Saturday I spent time organizing the computer room to make room for the new mixer (just over 12” wide).  I ended up wiring in the mixer around 3:30 p.m.  The mixer was very nice, with a digital VU meter and digital effects which can be added directly from the mixer.  I plugged in the microphone and spoke…the VU meter didn’t move at all.  I tried the other microphone…nothing.  I break out the Nady manual, which was totally useless.  I kept thinking of the old line from Beetlejuice, “It’s like reading stereo instructions.”  What a totally useless waste of trees that manual was, it taught me nothing.  I spent about an hour playing with settings to no avail.

At 4:30 my wife comes to get me telling me we need to leave, we had a dinner appointment at 5:00 in Springfield; it was time to go.  But, no.  When something breaks, especially in the computer room, I become single-minded.  Time has no meaning, nor does any other person on the planet and how my lateness may inconvenience them.  The problem must be diagnosed; the problem must be fixed.  NOW. 

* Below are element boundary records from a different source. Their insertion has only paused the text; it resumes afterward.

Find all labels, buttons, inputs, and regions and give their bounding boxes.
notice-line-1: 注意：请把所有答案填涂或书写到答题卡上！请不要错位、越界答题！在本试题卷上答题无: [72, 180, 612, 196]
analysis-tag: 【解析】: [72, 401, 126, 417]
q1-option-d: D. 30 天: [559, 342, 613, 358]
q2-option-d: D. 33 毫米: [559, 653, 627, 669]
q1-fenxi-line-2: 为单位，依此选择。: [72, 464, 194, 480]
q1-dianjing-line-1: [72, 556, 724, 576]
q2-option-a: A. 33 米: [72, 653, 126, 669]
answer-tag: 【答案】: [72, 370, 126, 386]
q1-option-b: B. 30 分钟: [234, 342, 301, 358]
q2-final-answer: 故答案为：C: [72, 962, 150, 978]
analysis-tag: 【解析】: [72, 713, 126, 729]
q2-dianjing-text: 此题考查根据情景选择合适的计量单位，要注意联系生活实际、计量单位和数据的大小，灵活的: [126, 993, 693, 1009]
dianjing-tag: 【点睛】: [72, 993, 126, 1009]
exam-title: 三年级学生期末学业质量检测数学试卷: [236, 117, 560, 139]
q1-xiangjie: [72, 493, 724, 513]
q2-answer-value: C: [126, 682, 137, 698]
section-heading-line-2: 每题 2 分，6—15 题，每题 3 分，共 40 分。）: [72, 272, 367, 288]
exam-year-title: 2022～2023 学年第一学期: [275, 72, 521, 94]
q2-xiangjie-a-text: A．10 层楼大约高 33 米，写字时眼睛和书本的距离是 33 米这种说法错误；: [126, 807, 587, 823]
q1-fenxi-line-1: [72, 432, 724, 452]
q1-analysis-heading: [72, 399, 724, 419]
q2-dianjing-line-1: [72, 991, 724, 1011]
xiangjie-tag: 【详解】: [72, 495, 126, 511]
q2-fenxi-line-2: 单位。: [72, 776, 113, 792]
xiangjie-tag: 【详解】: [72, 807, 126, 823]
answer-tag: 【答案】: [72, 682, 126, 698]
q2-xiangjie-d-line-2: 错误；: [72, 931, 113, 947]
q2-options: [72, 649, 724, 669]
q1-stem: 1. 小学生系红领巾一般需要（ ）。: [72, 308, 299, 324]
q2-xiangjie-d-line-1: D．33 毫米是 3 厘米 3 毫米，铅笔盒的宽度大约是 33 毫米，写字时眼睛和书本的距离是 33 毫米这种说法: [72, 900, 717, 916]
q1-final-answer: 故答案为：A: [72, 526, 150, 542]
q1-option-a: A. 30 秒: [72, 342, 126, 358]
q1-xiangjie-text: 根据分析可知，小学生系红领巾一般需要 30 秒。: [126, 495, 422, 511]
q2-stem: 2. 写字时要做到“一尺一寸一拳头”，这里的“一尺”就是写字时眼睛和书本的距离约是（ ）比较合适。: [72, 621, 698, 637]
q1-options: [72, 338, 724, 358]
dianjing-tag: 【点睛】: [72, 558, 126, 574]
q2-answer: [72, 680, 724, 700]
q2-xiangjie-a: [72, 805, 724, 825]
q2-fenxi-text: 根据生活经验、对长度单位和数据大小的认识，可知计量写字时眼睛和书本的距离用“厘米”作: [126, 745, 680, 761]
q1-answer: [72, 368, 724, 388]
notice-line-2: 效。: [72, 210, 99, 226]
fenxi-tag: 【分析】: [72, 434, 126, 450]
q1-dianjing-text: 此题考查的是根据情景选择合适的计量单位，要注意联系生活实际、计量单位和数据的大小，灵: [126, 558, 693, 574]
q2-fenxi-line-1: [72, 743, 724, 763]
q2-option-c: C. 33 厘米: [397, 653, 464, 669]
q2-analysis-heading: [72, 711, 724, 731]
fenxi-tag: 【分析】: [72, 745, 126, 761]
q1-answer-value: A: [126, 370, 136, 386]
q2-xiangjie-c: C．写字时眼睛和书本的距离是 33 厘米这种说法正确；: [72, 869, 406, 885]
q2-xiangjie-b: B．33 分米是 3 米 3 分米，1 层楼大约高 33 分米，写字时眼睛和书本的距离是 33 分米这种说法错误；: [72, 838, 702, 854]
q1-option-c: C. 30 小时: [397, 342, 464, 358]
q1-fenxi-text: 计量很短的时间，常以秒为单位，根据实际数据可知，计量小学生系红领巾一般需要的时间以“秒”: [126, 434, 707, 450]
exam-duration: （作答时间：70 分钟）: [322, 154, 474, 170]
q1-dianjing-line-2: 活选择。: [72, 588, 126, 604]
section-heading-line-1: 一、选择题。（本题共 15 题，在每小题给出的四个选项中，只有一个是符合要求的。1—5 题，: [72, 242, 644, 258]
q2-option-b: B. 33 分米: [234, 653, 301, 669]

I persevered but was becoming quite frustrated and angry.  Marjorie, trying to hurry me up, calls her brother.  Her brother is quite experienced with audio equipment being a guitar player in a blues band and setting up audio equipment for bands such as Ratt.  I first ask him if the Nady brand was worth anything and he said they were pretty good, which is fine by me.  We then start going through the various configurations.  While we brainstorm I try something different; I plug my boom box into the microphone input.  VIOLA, the VU meter moved.  I had discovered the problem; the Altec Lansing headset microphones we were using were non-powered, unamplified microphones.  The mixer needed mics with amps.